Would you know how to keep yourself cool on a hot summer day?
Here is what you should do to avoid the symptoms of heat exhaustion, heatstroke and dehydration:
- stay hydrated by drinking cold drinks regularly, such as water and fruit juice
- avoid excess alcohol, tea and coffee
- wear loose clothing
- don’t leave people or animals unattended in a closed, parked vehicle or in direct sunlight especially young children
- take cool baths and showers and splash yourself with cool water;
- move to the shade and draw curtains in the home.
It’s a hot day and someone near you has just fainted. What would you do in this situation?
If someone feels unwell, get them somewhere cool to rest. Give them plenty of fluids to drink. If symptoms such as breathlessness, chest pain, confusion, weakness, dizziness or cramps get worse or don’t go away, seek medical help.
Safe in the sun
Skin cancer is one of the most common cancers in the UK and the number of people who develop it is increasing. The majority of cases are caused by ultraviolet radiation from the sun or sunbeds. To protect yourself:
- do not use sunbeds
- check out the UV levels and the weather for the day to assess the risk of sunburn
- use shade, clothing and a minimum of SPF15+ sunscreen applied regularly and generously to protect you
- wear sunglasses that have UV protection labels
- keep an eye out for changes to your moles and skin and report these to your doctor
Skin cancer is much easier to treat if it is found early, visit the Sunsmart website for advice on protection and detection.
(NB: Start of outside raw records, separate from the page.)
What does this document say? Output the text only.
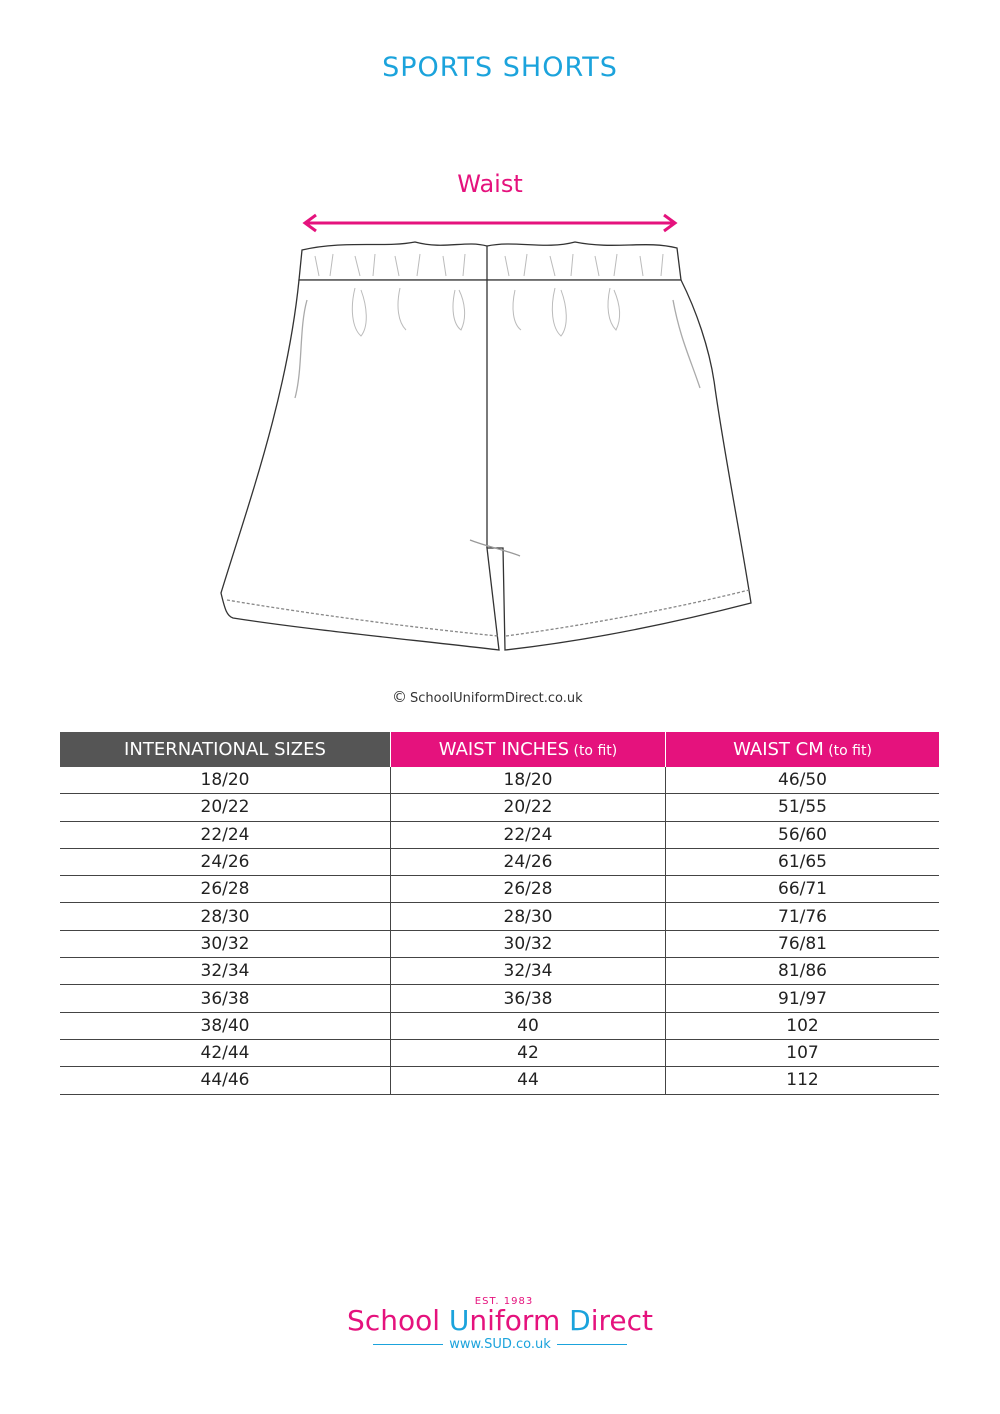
SPORTS SHORTS
Waist
© SchoolUniformDirect.co.uk
INTERNATIONAL SIZES	WAIST INCHES (to fit)	WAIST CM (to fit)
18/20	18/20	46/50
20/22	20/22	51/55
22/24	22/24	56/60
24/26	24/26	61/65
26/28	26/28	66/71
28/30	28/30	71/76
30/32	30/32	76/81
32/34	32/34	81/86
36/38	36/38	91/97
38/40	40	102
42/44	42	107
44/46	44	112
EST. 1983
School Uniform Direct
www.SUD.co.uk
Out and about with your friends and/or your family? Make sure you all follow these great safety tips
For most walkers and beach-goers the experience is trouble-free, but it’s best to be prepared for the potential risks you can encounter when out in the UK countryside:
- don’t forget to pack antibacterial wipes or hand gel for use outdoors
- have an agreed meeting point in case members of your group get separated
- charge your mobile phone and put an emergency contact telephone number in under ‘ICE’ = In Case of Emergency
- don’t leave children unattended near water
- check out all the hazards when you go on holiday or on trips. Accidents tend to happen on the first or last day of the holiday
- know where you are, take notes of landmarks etc just in case you need emergency services
Staying safe at festivals
Music festivals are one of the highlights of the British summer, attracting hundreds of thousands of fans of all ages, every year.
Whether you’ll be moshing in the mud at Reading or drinking and dancing at the Virgin festival, there are common health hazards that can be avoided.
Make sure you’ve know where your nearest AED is
Finding a defib at a rock concert sounds impossible, but if you download our app it’s as easy as opening Google!
Be appropriately supportive to your friends when they drink alcohol
How do you help your mates when they are busy drinking beer?
On medication? Get this sorted before going festivalling
First aiders are not allowed to hand out medication except over-the-counter remedies such as paracetamol. If you’re on any medication, bring your supply with you and take it as prescribed. Try not to mix medicines and drink as it will make you sick.
Find out where the site’s medical centres are when you arrive. If you think you may need assistance with an existing medical condition, make yourself known to the medical staff on your arrival.
Using a sun cream with a minimum factor of 15, and applying it regularly, will give you protection from harmful UVA and UVB rays.
Drink plenty of water. Have a bottle of water with you at all times.
Waterproofs and warm clothing are essential. People can get hypothermia (when your body temperature drops below safe levels) at festivals when the temperature drops at night, especially if their clothes are damp from sweat.
Camping gas accidents are the most common cause of serious burns at festivals. Never change gas canisters in or near a tent. Check that the canister is threaded properly before lighting.
Mobile phone coverage at many festivals can be unreliable. If you get separated from your friends, have an arranged meeting spot and time.
In case of an emergency, the festival stewards are there to help.